Binomial Expansion Worked Examples
The binomial theorem is a powerful tool that allows us to expand expressions of the form $(x + y)^n$ for any positive integer $n$. It states that:
$(x + y)^n = \sum_{k=0}^n \binom{n}{k} x^{n-k} y^k$
where $\binom{n}{k}$ is the binomial coefficient, which represents the number of ways to choose $k$ objects from a set of $n$ objects. It is calculated as:
$\binom{n}{k} = \frac{n!}{k!(n-k)!}$
Let's look at some worked examples to understand how the binomial theorem is applied.
Example 1: Expanding $(x + y)^3$
Using the binomial theorem, we have:
$(x + y)^3 = \binom{3}{0}x^3y^0 + \binom{3}{1}x^2y^1 + \binom{3}{2}x^1y^2 + \binom{3}{3}x^0y^3$
Now, we calculate the binomial coefficients:
- $\binom{3}{0} = \frac{3!}{0!3!} = 1$
- $\binom{3}{1} = \frac{3!}{1!2!} = 3$
- $\binom{3}{2} = \frac{3!}{2!1!} = 3$
- $\binom{3}{3} = \frac{3!}{3!0!} = 1$
Substituting these values back into the equation:
$(x + y)^3 = 1x^3 + 3x^2y + 3xy^2 + 1y^3$
Therefore, the expanded form of $(x + y)^3$ is $\boxed{x^3 + 3x^2y + 3xy^2 + y^3}$.
Example 2: Expanding $(2a - b)^4$
We can rewrite the expression as $(2a + (-b))^4$ and apply the binomial theorem:
$(2a - b)^4 = \binom{4}{0}(2a)^4(-b)^0 + \binom{4}{1}(2a)^3(-b)^1 + \binom{4}{2}(2a)^2(-b)^2 + \binom{4}{3}(2a)^1(-b)^3 + \binom{4}{4}(2a)^0(-b)^4$
Calculating the binomial coefficients:
- $\binom{4}{0} = 1$
- $\binom{4}{1} = 4$
- $\binom{4}{2} = 6$
- $\binom{4}{3} = 4$
- $\binom{4}{4} = 1$
Substituting these values:
$(2a - b)^4 = 1(16a^4) + 4(8a^3)(-b) + 6(4a^2)(b^2) + 4(2a)(-b^3) + 1(b^4)$
Therefore, the expanded form of $(2a - b)^4$ is $\boxed{16a^4 - 32a^3b + 24a^2b^2 - 8ab^3 + b^4}$.
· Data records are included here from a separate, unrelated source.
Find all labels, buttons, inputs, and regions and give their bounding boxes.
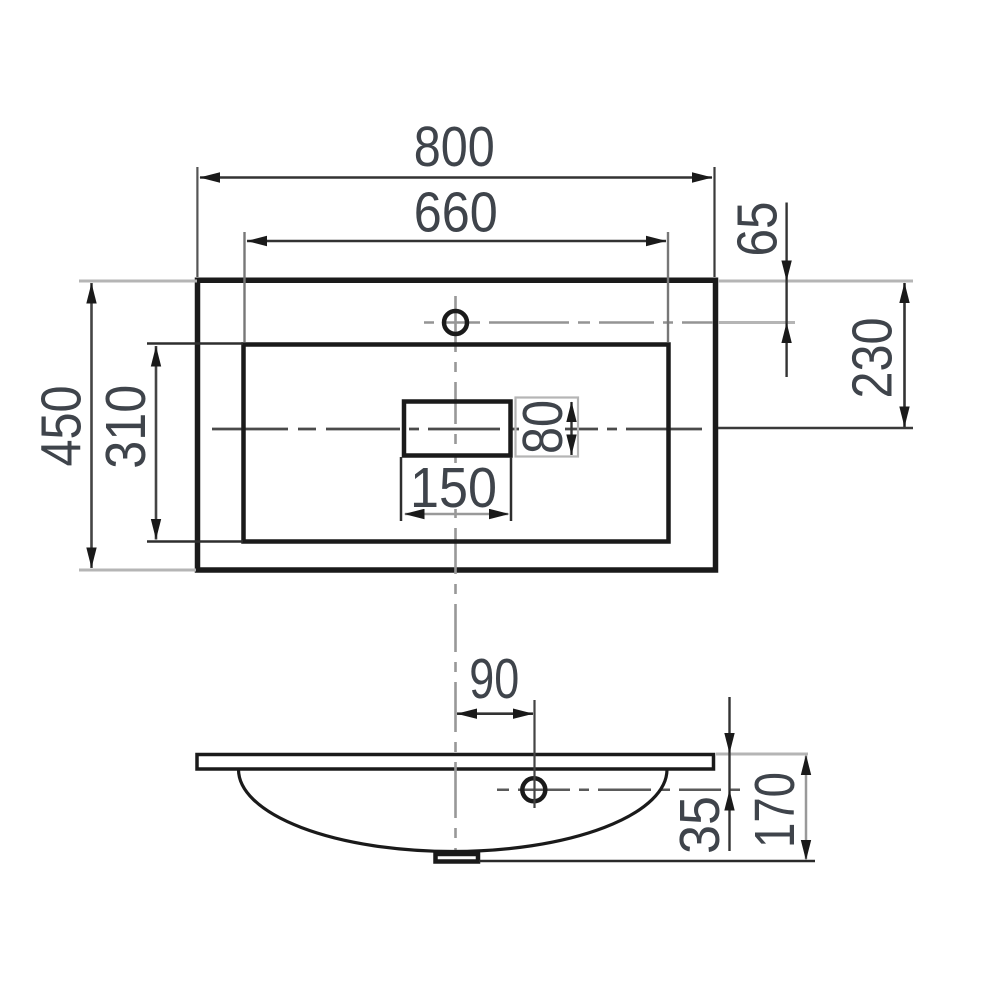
faucet centerline horizontal — [424, 321, 713, 324]
dimension 800 — [197, 115, 714, 277]
dimension 310 — [94, 344, 243, 542]
dimension 170 — [743, 755, 811, 861]
gray extension line plate top to 170 — [716, 753, 808, 756]
basin centerline extension right dark — [718, 427, 913, 430]
gray extension line 450 bottom — [79, 569, 196, 572]
svg-text:35: 35 — [668, 796, 732, 854]
svg-text:170: 170 — [743, 772, 807, 848]
inner basin rect — [244, 345, 669, 542]
svg-text:450: 450 — [30, 386, 94, 467]
svg-text:230: 230 — [841, 318, 905, 399]
svg-text:90: 90 — [469, 647, 519, 711]
side view hole centerline — [497, 789, 740, 792]
gray extension line faucet axis right — [718, 321, 795, 324]
dimension 35 — [668, 697, 735, 854]
faucet hole circle — [444, 311, 467, 334]
side view hole circle — [522, 778, 545, 801]
gray extension line 450 top — [79, 280, 197, 283]
dimension 660 — [245, 181, 669, 343]
overflow small rect — [404, 402, 511, 456]
side view countertop plate — [197, 755, 714, 770]
vertical centerline — [454, 296, 457, 851]
svg-text:800: 800 — [414, 115, 495, 179]
bowl curve side view — [239, 770, 668, 852]
svg-text:310: 310 — [94, 385, 158, 469]
drain fitting — [436, 854, 479, 862]
dimension 90 — [457, 647, 535, 808]
gray extension line top edge to 230 — [718, 280, 913, 283]
dimension 230 — [841, 283, 910, 428]
svg-text:65: 65 — [726, 202, 790, 257]
dimension 150 — [401, 456, 511, 521]
svg-text:80: 80 — [511, 400, 575, 454]
bottom extension line to 170 — [479, 860, 815, 863]
dimension 80 with gray frame — [511, 398, 578, 457]
svg-text:150: 150 — [410, 456, 497, 520]
dimension 450 — [30, 283, 97, 568]
svg-text:660: 660 — [414, 181, 498, 245]
basin centerline horizontal — [212, 428, 712, 431]
outer rect of washbasin top view — [198, 280, 716, 570]
dimension 65 — [726, 202, 792, 378]
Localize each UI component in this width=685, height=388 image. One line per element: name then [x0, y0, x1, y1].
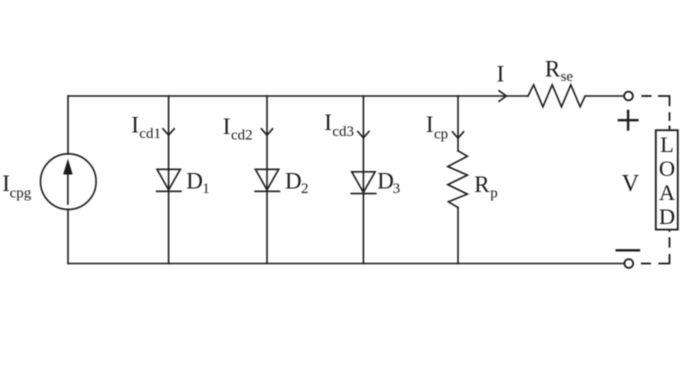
- dashed wire top vertical dash: [669, 112, 671, 121]
- svg-text:L: L: [660, 132, 674, 157]
- wire Rp branch upper: [457, 96, 459, 151]
- svg-text:I: I: [426, 112, 434, 137]
- diode D3 cathode bar: [351, 193, 375, 195]
- diode D3 triangle: [352, 172, 375, 193]
- resistor Rse zigzag: [528, 85, 585, 107]
- svg-text:cd3: cd3: [332, 124, 354, 140]
- wire diode branch 3: [362, 96, 364, 264]
- svg-text:cd2: cd2: [231, 127, 253, 143]
- resistor Rp zigzag: [448, 151, 468, 208]
- wire Rp branch lower: [457, 208, 459, 264]
- diode D2 triangle: [255, 169, 278, 190]
- dashed wire top corner dash: [658, 96, 670, 106]
- wire left branch upper: [67, 96, 69, 154]
- plus sign: [619, 119, 638, 121]
- svg-text:p: p: [490, 186, 498, 202]
- current arrow I chevron on top rail: [499, 91, 506, 102]
- terminal bottom circle: [624, 259, 633, 268]
- svg-text:cpg: cpg: [10, 185, 32, 201]
- current arrow Icp chevron: [452, 132, 463, 138]
- dashed wire top terminal to load: dash 1: [641, 95, 651, 97]
- dashed wire stub below load box: [669, 230, 671, 232]
- dashed wire bottom vertical dash: [669, 237, 671, 247]
- current arrow Icd3 chevron: [358, 132, 369, 138]
- wire top rail: [68, 95, 528, 97]
- svg-text:R: R: [474, 172, 490, 197]
- current source Icpg circle: [41, 154, 97, 210]
- current source arrow shaft: [67, 172, 69, 204]
- svg-text:I: I: [131, 113, 139, 138]
- wire top rail right of Rse: [585, 95, 624, 97]
- svg-text:D: D: [377, 169, 394, 194]
- current source arrow head: [63, 159, 73, 175]
- svg-text:2: 2: [301, 181, 309, 197]
- svg-text:se: se: [561, 69, 574, 85]
- wire diode branch 1: [168, 96, 170, 264]
- diode D1 triangle: [157, 169, 180, 190]
- wire diode branch 2: [266, 96, 268, 264]
- svg-text:cd1: cd1: [139, 126, 161, 142]
- svg-text:I: I: [324, 110, 332, 135]
- wire bottom rail: [68, 263, 625, 265]
- svg-text:I: I: [497, 61, 505, 86]
- svg-text:cp: cp: [434, 126, 448, 142]
- svg-text:D: D: [659, 204, 675, 229]
- load box: [656, 130, 678, 229]
- svg-text:V: V: [622, 171, 640, 197]
- svg-text:I: I: [223, 114, 231, 139]
- current arrow Icd2 chevron: [261, 129, 272, 135]
- svg-text:R: R: [545, 57, 561, 82]
- current arrow Icd1 chevron: [163, 129, 174, 135]
- svg-text:A: A: [659, 180, 676, 205]
- diode D1 cathode bar: [157, 190, 181, 192]
- dashed wire dash into load box top: [669, 126, 671, 131]
- svg-text:D: D: [186, 168, 203, 193]
- wire left branch lower: [67, 209, 69, 263]
- svg-text:O: O: [659, 156, 675, 181]
- svg-text:1: 1: [202, 181, 210, 197]
- svg-text:D: D: [285, 168, 302, 193]
- svg-text:3: 3: [393, 181, 401, 197]
- diode D2 cathode bar: [255, 190, 279, 192]
- dashed wire bottom corner dash: [658, 254, 669, 264]
- minus sign: [617, 249, 639, 251]
- terminal top circle: [624, 92, 633, 101]
- dashed wire bottom dash to terminal: [641, 263, 651, 265]
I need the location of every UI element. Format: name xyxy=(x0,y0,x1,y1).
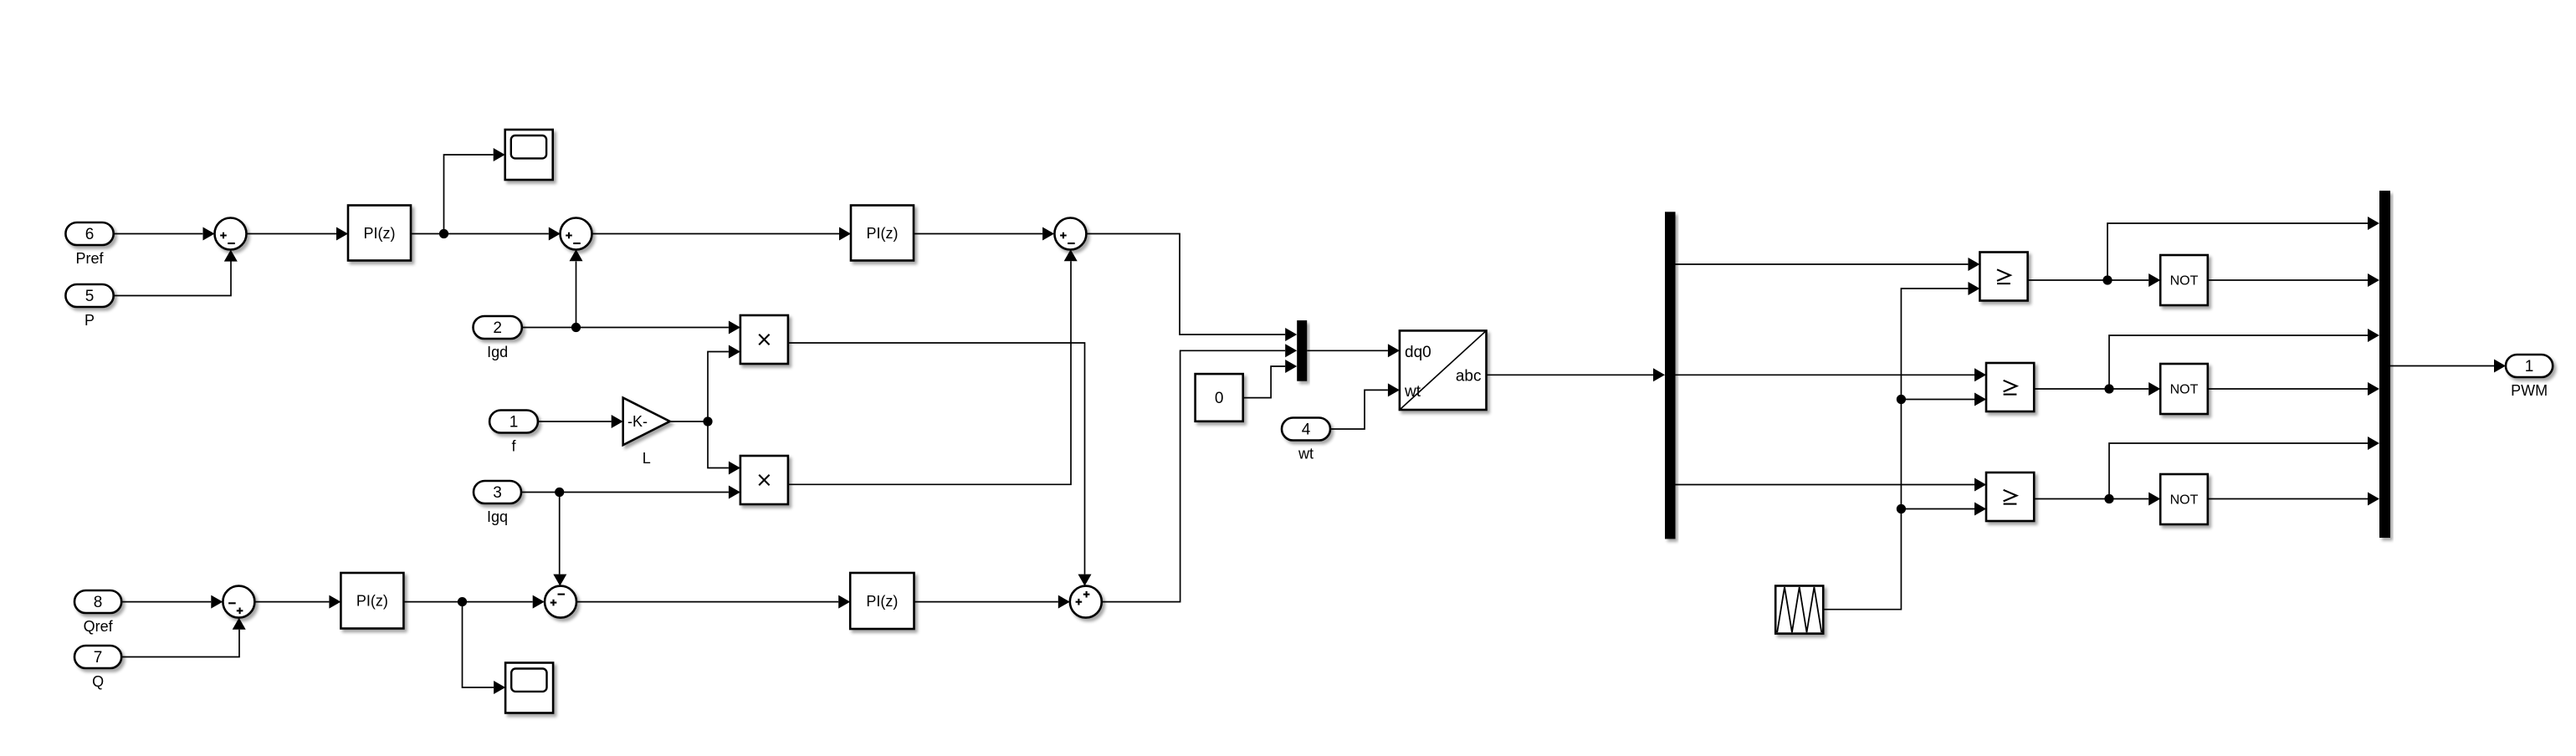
wire sum3 to mux1 input1 xyxy=(1086,234,1297,342)
wire port6 to sum1 xyxy=(114,227,215,241)
wire gain L output to junction xyxy=(670,416,713,426)
output port 1 (PWM) xyxy=(2506,355,2553,399)
svg-text:3: 3 xyxy=(493,484,502,502)
wire port2 Igd to product1 input1 xyxy=(522,321,740,335)
wire relop1 branch to mux2 input1 xyxy=(2107,217,2379,280)
wire relop2 output to NOT2 xyxy=(2035,382,2161,396)
wire NOT1 output to mux2 input2 xyxy=(2208,273,2379,287)
sum block Sum5 (q-axis) xyxy=(545,586,576,618)
wire NOT3 output to mux2 input6 xyxy=(2208,493,2379,506)
wire carrier: triangle wave to relop1 input2 xyxy=(1823,282,1979,610)
input port 7 (Q) xyxy=(74,646,121,690)
wire Igd junction up to sum2 lower input xyxy=(570,249,583,327)
input port 2 (Igd) xyxy=(474,316,522,360)
constant block 0 xyxy=(1196,374,1243,421)
wire PI(z)4 to sum6 xyxy=(914,595,1070,609)
svg-text:abc: abc xyxy=(1456,368,1482,386)
input port 6 (Pref) xyxy=(65,222,113,267)
logical operator NOT3 xyxy=(2160,474,2208,524)
wire port1 f to gain L xyxy=(538,415,623,428)
input port 4 (wt) xyxy=(1282,418,1330,462)
wire junction down to scope2 xyxy=(463,602,506,694)
svg-text:PWM: PWM xyxy=(2511,382,2548,399)
wire carrier junction to relop3 input2 xyxy=(1901,503,1986,516)
wire PI(z)2 to sum3 xyxy=(914,227,1054,241)
wire sum5 to PI(z)4 xyxy=(576,595,850,609)
PI controller PI(z)3 xyxy=(341,573,403,629)
wire demux out1 to relop1 input1 xyxy=(1676,258,1980,271)
repeating sequence (triangle carrier) block xyxy=(1775,586,1823,634)
wire port3 Igq to product2 input2 xyxy=(521,486,740,499)
svg-text:2: 2 xyxy=(493,319,502,337)
wire Igq junction down to sum5 upper input xyxy=(553,493,566,586)
mux Mux2 (6-in) xyxy=(2379,191,2390,538)
wire demux out2 to relop2 input1 xyxy=(1676,368,1987,381)
relational operator >= (phase c) xyxy=(1986,472,2034,521)
wire dq0 output to demux xyxy=(1487,368,1666,381)
sum block Sum2 (d-axis) xyxy=(561,218,592,250)
svg-text:Pref: Pref xyxy=(76,250,105,267)
wire PI(z)1 to sum2, junction to scope1 xyxy=(411,227,561,241)
svg-text:PI(z): PI(z) xyxy=(867,225,899,242)
wire mux1 output to dq0 block xyxy=(1307,344,1400,357)
svg-text:1: 1 xyxy=(510,414,519,432)
svg-text:NOT: NOT xyxy=(2170,383,2199,397)
wire NOT2 output to mux2 input4 xyxy=(2208,382,2379,396)
wire sum1 to PI(z)1 xyxy=(247,227,349,241)
svg-text:P: P xyxy=(85,312,95,329)
svg-text:5: 5 xyxy=(85,288,95,305)
svg-text:Igd: Igd xyxy=(487,344,508,360)
logical operator NOT2 xyxy=(2160,364,2208,414)
wire mux2 output to PWM port xyxy=(2390,360,2506,373)
wire product2 output to sum3 lower input xyxy=(788,249,1078,484)
wire product1 output to sum6 upper input xyxy=(788,343,1092,586)
sum block Sum6 (q-axis decoupling) xyxy=(1070,586,1102,618)
PI controller PI(z)1 xyxy=(348,206,411,261)
svg-text:wt: wt xyxy=(1404,383,1421,401)
wire gain junction up to product1 input2 xyxy=(708,345,740,422)
sum block Sum1 (Pref-P) xyxy=(215,218,247,250)
svg-text:0: 0 xyxy=(1215,390,1224,407)
scope block Scope2 xyxy=(505,663,553,713)
svg-text:7: 7 xyxy=(94,649,103,667)
input port 5 (P) xyxy=(65,284,113,329)
relational operator >= (phase a) xyxy=(1979,253,2027,301)
wire PI(z)3 to sum5, junction to scope2 xyxy=(403,595,544,609)
relational operator >= (phase b) xyxy=(1986,363,2034,411)
demux Demux (3-out) xyxy=(1665,212,1676,539)
wire relop3 branch to mux2 input5 xyxy=(2109,437,2379,499)
sum block Sum3 (d-axis decoupling) xyxy=(1054,218,1086,250)
svg-text:8: 8 xyxy=(94,594,103,611)
product block Product1 xyxy=(740,315,788,364)
svg-text:L: L xyxy=(643,450,651,467)
svg-text:Qref: Qref xyxy=(84,618,114,635)
PI controller PI(z)4 xyxy=(850,573,914,629)
svg-text:NOT: NOT xyxy=(2170,493,2199,508)
svg-text:PI(z): PI(z) xyxy=(356,593,388,610)
PI controller PI(z)2 xyxy=(851,206,914,261)
wire relop1 output to NOT1 xyxy=(2028,273,2161,287)
svg-text:Q: Q xyxy=(92,673,104,690)
wire sum4 to PI(z)3 xyxy=(255,595,341,609)
svg-text:-K-: -K- xyxy=(627,413,648,430)
product block Product2 xyxy=(740,456,788,504)
sum block Sum4 (Q-Qref) xyxy=(223,586,254,618)
wire gain junction down to product2 input1 xyxy=(708,421,740,475)
svg-text:wt: wt xyxy=(1298,446,1314,462)
gain block L (-K-) xyxy=(623,398,670,467)
mux Mux1 (3-in) xyxy=(1297,320,1307,381)
input port 3 (Igq) xyxy=(474,481,521,525)
wire relop2 branch to mux2 input3 xyxy=(2109,329,2379,389)
svg-text:6: 6 xyxy=(85,226,95,243)
wire port8 Qref to sum4 xyxy=(121,595,223,609)
svg-text:Igq: Igq xyxy=(487,508,508,525)
logical operator NOT1 xyxy=(2160,255,2208,305)
wire junction to scope1 xyxy=(444,148,505,234)
svg-text:dq0: dq0 xyxy=(1405,344,1431,361)
wire relop3 output to NOT3 xyxy=(2035,493,2161,506)
wire port4 wt to dq0 block wt input xyxy=(1330,383,1400,429)
svg-text:PI(z): PI(z) xyxy=(364,225,396,242)
wire demux out3 to relop3 input1 xyxy=(1676,478,1987,492)
wire port5 to sum1 lower input xyxy=(114,250,238,296)
wire constant0 to mux1 input3 xyxy=(1243,360,1298,398)
scope block Scope1 xyxy=(505,130,553,180)
wire carrier junction to relop2 input2 xyxy=(1901,393,1986,406)
wire sum2 to PI(z)2 xyxy=(592,227,851,241)
svg-text:4: 4 xyxy=(1302,421,1311,439)
wire port7 Q to sum4 lower input xyxy=(121,618,246,657)
svg-text:1: 1 xyxy=(2525,358,2534,375)
wire sum6 to mux1 input2 xyxy=(1102,344,1297,601)
input port 1 (f) xyxy=(489,411,538,455)
svg-text:PI(z): PI(z) xyxy=(866,593,898,610)
dq0 to abc transform block xyxy=(1400,330,1487,410)
svg-text:NOT: NOT xyxy=(2170,274,2199,289)
input port 8 (Qref) xyxy=(74,590,121,635)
Example 3: Finding a specific term in the expansion
Let's find the term containing $x^5$ in the expansion of $(2x - 3)^8$.
Using the binomial theorem, the general term in the expansion is:
$\binom{8}{k}(2x)^{8-k}(-3)^k$
We want the term where $8-k = 5$, which means $k=3$.
Substituting $k = 3$ into the general term:
$\binom{8}{3}(2x)^5(-3)^3 = 56(32x^5)(-27) = \boxed{-48384x^5}$
Therefore, the term containing $x^5$ in the expansion of $(2x - 3)^8$ is $-48384x^5$.
These examples demonstrate the application of the binomial theorem in expanding binomial expressions and finding specific terms within those expansions. Remember to pay attention to the signs and coefficients when applying the theorem, and practice will help you become more comfortable with the process.